Yield: Makes 1 quart
● 1 medium Napa cabbage, about 2 pounds
● ¼ cup plus 1tb sea salt
● 6 cloves of garlic
● 1 tsp ginger
● 1 tsp sugar
● 2 TB Fish sauce
● 3 TB Samb olek
● 8-ounce Daikon radish Julienne
● 2 carrots, peeled and Julienne
● ½ pound early ramps. If later in the season, cut off the tops.
Cut the cabbage in half through the stem, cut each ½ in 1/4s, then slice crosswise into 1-inch slices
Put the cabbage in a large bowl. Sprinkle ¼ cup salt on the cabbage and mix well, rubbing the salt into the cabbage. Then add enough water to cover the cabbage, cover and set out at room temp for 2 hours
While the cabbage rests, put the garlic, ginger, some olek, fish sauce, and sugar in a food processor and blend to a paste.
Peel the carrots and Julienne (matchstick)
Chop the daikon radish Julienne (matchstick)

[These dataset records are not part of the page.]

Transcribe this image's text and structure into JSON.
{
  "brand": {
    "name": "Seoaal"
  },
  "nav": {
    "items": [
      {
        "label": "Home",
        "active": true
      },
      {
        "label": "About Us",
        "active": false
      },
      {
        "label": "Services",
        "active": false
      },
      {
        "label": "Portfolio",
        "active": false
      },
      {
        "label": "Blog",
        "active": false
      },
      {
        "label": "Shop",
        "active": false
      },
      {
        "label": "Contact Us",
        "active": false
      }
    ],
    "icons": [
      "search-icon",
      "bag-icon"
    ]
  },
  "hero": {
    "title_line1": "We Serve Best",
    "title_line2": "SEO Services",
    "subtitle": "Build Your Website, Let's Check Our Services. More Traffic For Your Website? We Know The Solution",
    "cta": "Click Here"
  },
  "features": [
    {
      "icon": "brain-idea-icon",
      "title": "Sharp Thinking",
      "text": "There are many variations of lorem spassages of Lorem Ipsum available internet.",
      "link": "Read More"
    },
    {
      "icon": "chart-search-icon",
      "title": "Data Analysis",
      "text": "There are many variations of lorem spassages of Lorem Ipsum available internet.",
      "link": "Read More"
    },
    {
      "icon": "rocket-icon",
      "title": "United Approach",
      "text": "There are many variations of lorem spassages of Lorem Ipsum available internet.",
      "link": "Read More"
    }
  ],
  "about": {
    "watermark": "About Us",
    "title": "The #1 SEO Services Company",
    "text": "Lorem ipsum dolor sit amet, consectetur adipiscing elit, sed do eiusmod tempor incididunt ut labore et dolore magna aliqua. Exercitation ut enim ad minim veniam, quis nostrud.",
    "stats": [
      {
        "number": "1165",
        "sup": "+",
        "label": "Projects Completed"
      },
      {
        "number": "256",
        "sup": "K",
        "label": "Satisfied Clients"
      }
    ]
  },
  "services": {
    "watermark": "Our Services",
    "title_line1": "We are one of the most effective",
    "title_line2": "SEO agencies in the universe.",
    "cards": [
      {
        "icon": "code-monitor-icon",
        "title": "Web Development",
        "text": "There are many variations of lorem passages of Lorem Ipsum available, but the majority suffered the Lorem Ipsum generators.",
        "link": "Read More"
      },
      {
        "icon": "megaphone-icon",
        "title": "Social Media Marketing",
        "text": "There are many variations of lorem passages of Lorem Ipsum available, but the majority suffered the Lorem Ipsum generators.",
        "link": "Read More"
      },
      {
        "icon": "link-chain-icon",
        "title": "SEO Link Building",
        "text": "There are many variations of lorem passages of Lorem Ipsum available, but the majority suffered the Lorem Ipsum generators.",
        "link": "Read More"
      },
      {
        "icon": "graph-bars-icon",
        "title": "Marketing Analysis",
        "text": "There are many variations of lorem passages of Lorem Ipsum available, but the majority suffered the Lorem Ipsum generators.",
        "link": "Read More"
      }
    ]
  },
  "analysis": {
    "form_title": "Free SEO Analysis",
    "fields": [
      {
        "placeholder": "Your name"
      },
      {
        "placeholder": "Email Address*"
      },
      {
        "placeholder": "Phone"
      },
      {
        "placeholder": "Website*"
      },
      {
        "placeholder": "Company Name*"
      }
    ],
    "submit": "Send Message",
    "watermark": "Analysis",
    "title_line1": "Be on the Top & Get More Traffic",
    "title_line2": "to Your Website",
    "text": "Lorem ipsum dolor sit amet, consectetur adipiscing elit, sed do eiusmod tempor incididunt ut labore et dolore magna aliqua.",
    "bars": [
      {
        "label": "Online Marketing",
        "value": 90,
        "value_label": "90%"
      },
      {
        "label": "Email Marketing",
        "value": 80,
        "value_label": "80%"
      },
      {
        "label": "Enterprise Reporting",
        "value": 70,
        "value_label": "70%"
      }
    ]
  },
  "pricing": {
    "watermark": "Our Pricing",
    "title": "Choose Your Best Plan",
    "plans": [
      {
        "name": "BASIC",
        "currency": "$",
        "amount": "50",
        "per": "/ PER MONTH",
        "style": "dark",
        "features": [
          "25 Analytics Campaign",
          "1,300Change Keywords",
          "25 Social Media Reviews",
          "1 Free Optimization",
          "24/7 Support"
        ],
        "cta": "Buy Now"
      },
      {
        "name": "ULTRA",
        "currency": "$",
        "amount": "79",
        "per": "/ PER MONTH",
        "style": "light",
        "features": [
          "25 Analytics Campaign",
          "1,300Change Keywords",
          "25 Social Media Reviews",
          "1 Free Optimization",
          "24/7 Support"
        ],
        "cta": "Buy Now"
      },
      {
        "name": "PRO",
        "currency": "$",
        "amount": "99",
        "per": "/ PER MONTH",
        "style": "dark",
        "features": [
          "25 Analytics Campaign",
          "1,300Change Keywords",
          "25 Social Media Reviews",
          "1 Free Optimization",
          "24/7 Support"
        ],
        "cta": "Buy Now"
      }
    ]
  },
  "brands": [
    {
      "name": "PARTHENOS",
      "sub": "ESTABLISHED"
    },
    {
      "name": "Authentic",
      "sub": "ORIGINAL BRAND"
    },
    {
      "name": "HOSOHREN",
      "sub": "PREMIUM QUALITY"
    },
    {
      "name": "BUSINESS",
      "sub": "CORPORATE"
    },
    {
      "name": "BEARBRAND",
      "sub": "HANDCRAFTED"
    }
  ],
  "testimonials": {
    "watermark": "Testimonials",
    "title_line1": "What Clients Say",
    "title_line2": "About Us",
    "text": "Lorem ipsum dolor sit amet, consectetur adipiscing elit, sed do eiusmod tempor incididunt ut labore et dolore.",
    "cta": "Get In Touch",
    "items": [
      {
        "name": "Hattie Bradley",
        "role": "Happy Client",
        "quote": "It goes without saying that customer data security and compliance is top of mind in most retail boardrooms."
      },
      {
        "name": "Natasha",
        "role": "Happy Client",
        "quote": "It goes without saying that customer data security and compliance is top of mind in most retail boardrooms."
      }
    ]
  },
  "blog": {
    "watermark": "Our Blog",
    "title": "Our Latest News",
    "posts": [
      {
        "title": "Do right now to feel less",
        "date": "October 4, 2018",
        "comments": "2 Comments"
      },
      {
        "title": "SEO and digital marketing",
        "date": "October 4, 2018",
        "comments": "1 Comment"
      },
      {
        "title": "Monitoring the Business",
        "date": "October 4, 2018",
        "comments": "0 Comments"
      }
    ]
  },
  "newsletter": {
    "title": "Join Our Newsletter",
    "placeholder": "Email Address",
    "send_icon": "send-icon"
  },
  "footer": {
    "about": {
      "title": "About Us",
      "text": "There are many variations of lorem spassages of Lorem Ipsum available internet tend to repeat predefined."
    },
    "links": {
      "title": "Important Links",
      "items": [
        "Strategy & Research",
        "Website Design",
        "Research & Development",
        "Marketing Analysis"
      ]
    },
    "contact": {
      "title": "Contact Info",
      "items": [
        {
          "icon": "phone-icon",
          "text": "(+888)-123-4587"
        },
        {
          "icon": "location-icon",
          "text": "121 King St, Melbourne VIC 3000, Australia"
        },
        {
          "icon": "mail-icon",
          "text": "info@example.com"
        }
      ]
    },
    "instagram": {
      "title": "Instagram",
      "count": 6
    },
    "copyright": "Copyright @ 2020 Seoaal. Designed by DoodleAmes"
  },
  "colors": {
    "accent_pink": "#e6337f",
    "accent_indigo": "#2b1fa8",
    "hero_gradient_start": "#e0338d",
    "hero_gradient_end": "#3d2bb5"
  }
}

Clean the ramps under cool water, removing the roots and all dirt and debris. If using late-season ramps, cut the tops off
After the 2 hours, drain and rinse the cabbage under cold water and let sit for 15 to 20 min
Add all veggies to the cabbage bowl along with the spice paste. Mix well with your hands
Pack kimchi into a quart jar, layering the salt 1 teaspoon at a time and press firmly till the brine comes to the top and covers the veggies
Cover set in a bowl and set in a cool, dark place for 1 to 5 days, checking daily for flavor.